Czarownica (…) przemówiła czarującym głosem:
– Narnia? Narnia? Często słyszałam, jak powtarzasz to słowo w ataku szału. Miły książę, jesteś naprawdę chory. Nie ma takiego kraju, który nazywa się Narnia.
– A jednak on istnieje, pani – odezwał się Błotosmętek. – Tak się składa, że spędziłem w nim całe swoje życie.
– Czyżby? – Zdziwiła się Czarownica. – Powiedz mi łaskawie, gdzie leży ten kraj?
– Tam, w górze – odpowiedział Błotosmętek śmiało, wskazując na sufit. – Właściwie to… nie wiem dokładnie gdzie.
– Jak to? – powiedziała królowa, śmiejąc się cicho i melodyjnie. – Czyżby jakiś kraj leżał wśród kamieni i zaprawy murarskiej składających się na sklepienie komnaty?
– Nie – rzekł Błotosmętek, z pewnym trudem łapiąc powietrze ustami. – On leży w Nadziemiu.
– A gdzie jest to lub czym jest to… jak nazwałeś?... NADZIEMIE?
– Och, przestań udawać głupią! – zawołał Scrubb, dzielnie walcząc przez cały czas z czarem słodkiego zapachu i muzyki.
(…)
– Pani – rzekł królewicz surowo – już ci powiedziałem, że jestem synem króla Narnii.
– I będziesz nim nadal, miły przyjacielu – powiedziała Czarownica przesadnie przymilnym tonem, jakby uspokajała dąsające się dziecko. – Będziesz królem wielu nie istniejących krajów w swoich snach i fantazjach.
– My też tam byliśmy – warknęła Julia, która jeszcze nie całkiem poddała się czarowi.
(…)
– MY przychodzimy z innego świata.
– No wiecie, to naprawdę świetna zabawa! – zawołała Czarownica. – Powiedz mi, panienko, gdzie jest ten inny świat? Jakie okręty i rydwany przenoszą ludzi stamtąd do owego świata?
(…)
Błotosmętek wciąż się nie poddawał.
– (…) nigdy nie zapomnę Narnii, a także całego Nadziemia. Ja wiem, że tam byłem. Widziałem niebo pełne gwiazd. Widziałem słońce wynurzające się rankiem z oceanu i zachodzące za góry wieczorem.
– Ależ tak, tam jest słońce! – Zawołał królewicz. – Oczywiście! Niech Aslan błogosławi tego szlachetnego błotowija!
– Wielkie nieba! Tak, widzieliśmy! – powiedział Eustachy. – Chwała ci, Błotosmętku, tylko ty jeden z nas wszystkich masz olej w głowie.
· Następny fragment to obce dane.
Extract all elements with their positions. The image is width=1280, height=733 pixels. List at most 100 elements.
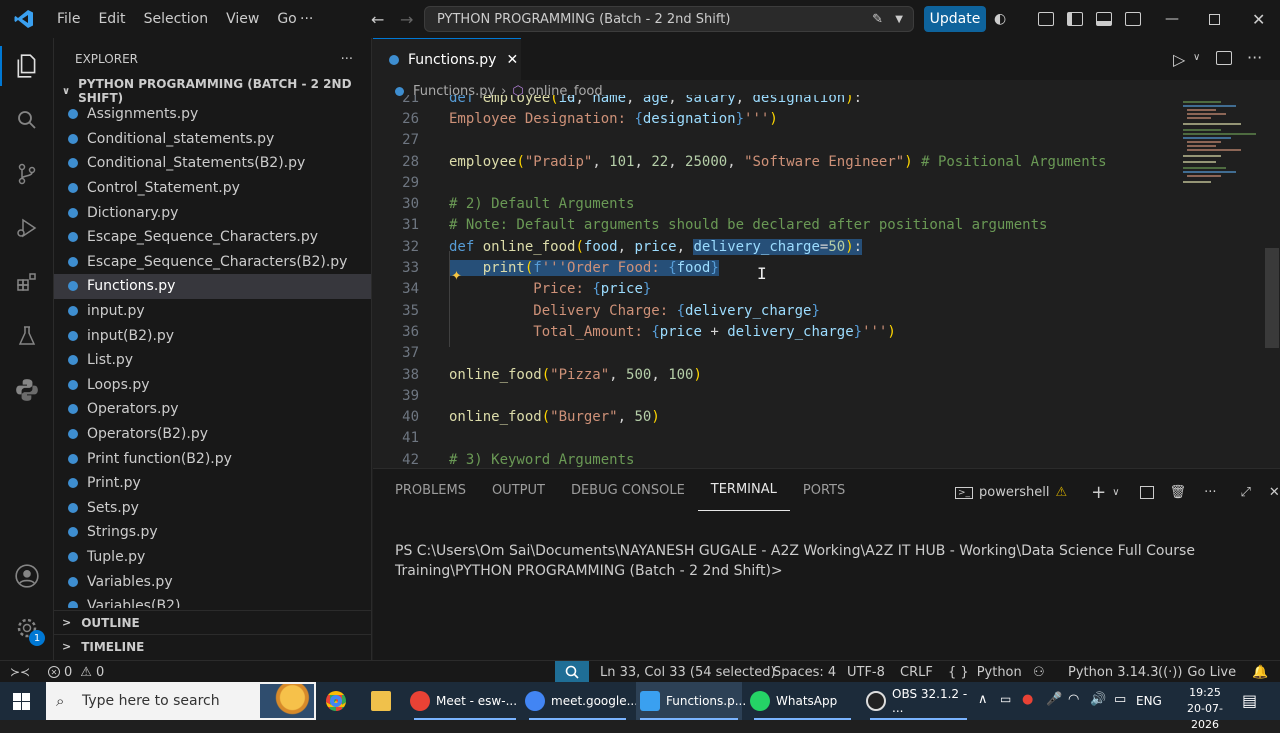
language-mode[interactable]: { } Python [948, 661, 1022, 683]
file-item[interactable]: Assignments.py [54, 102, 371, 127]
command-center[interactable]: PYTHON PROGRAMMING (Batch - 2 2nd Shift)… [424, 6, 914, 32]
terminal-shell-label[interactable]: powershell [979, 485, 1049, 500]
windows-start-icon[interactable] [13, 693, 30, 710]
panel-tab-debug-console[interactable]: DEBUG CONSOLE [558, 469, 698, 511]
panel-tab-ports[interactable]: PORTS [790, 469, 858, 511]
code-editor[interactable]: 21 def employee(id, name, age, salary, de… [373, 95, 1253, 468]
input-language[interactable]: ENG [1136, 694, 1162, 708]
end-of-line[interactable]: CRLF [900, 661, 933, 683]
toggle-secondary-sidebar-icon[interactable] [1125, 12, 1141, 26]
copilot-status-icon[interactable]: ⚇ [1033, 661, 1045, 683]
microphone-icon[interactable]: 🎤 [1046, 692, 1062, 707]
file-item[interactable]: Conditional_statements.py [54, 127, 371, 152]
file-item[interactable]: Print.py [54, 471, 371, 496]
copilot-sparkle-icon[interactable]: ✦ [451, 269, 462, 284]
testing-flask-icon[interactable] [11, 320, 43, 352]
maximize-panel-icon[interactable]: ⤢ [1240, 485, 1250, 500]
taskbar-search[interactable]: ⌕ Type here to search [46, 682, 316, 720]
panel-tab-output[interactable]: OUTPUT [479, 469, 558, 511]
battery-icon[interactable]: ▭ [1114, 692, 1126, 707]
split-editor-icon[interactable] [1216, 51, 1232, 65]
new-terminal-icon[interactable]: + [1091, 482, 1106, 503]
file-explorer-taskbar-icon[interactable] [371, 682, 397, 720]
tray-chevron-icon[interactable]: ∧ [978, 692, 988, 707]
toggle-sidebar-icon[interactable] [1038, 12, 1054, 26]
timeline-section[interactable]: > TIMELINE [54, 634, 371, 658]
file-item[interactable]: Tuple.py [54, 545, 371, 570]
file-item[interactable]: Escape_Sequence_Characters.py [54, 225, 371, 250]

Głos czarownicy zabrzmiał teraz jak ciche gruchanie turkawki ukrytej w wysokich wiązach w jakimś starym ogrodzie o trzeciej godzinie sennego letniego popołudnia:
– A cóż to takiego to SŁOŃCE?, o którym mówicie? (…) Wasze SŁOŃCE jest tylko snem. Lampa istnieje naprawdę, a SŁOŃCE jest tylko marzeniem, dziecinną bajką. Nie ma żadnego SŁOŃCA.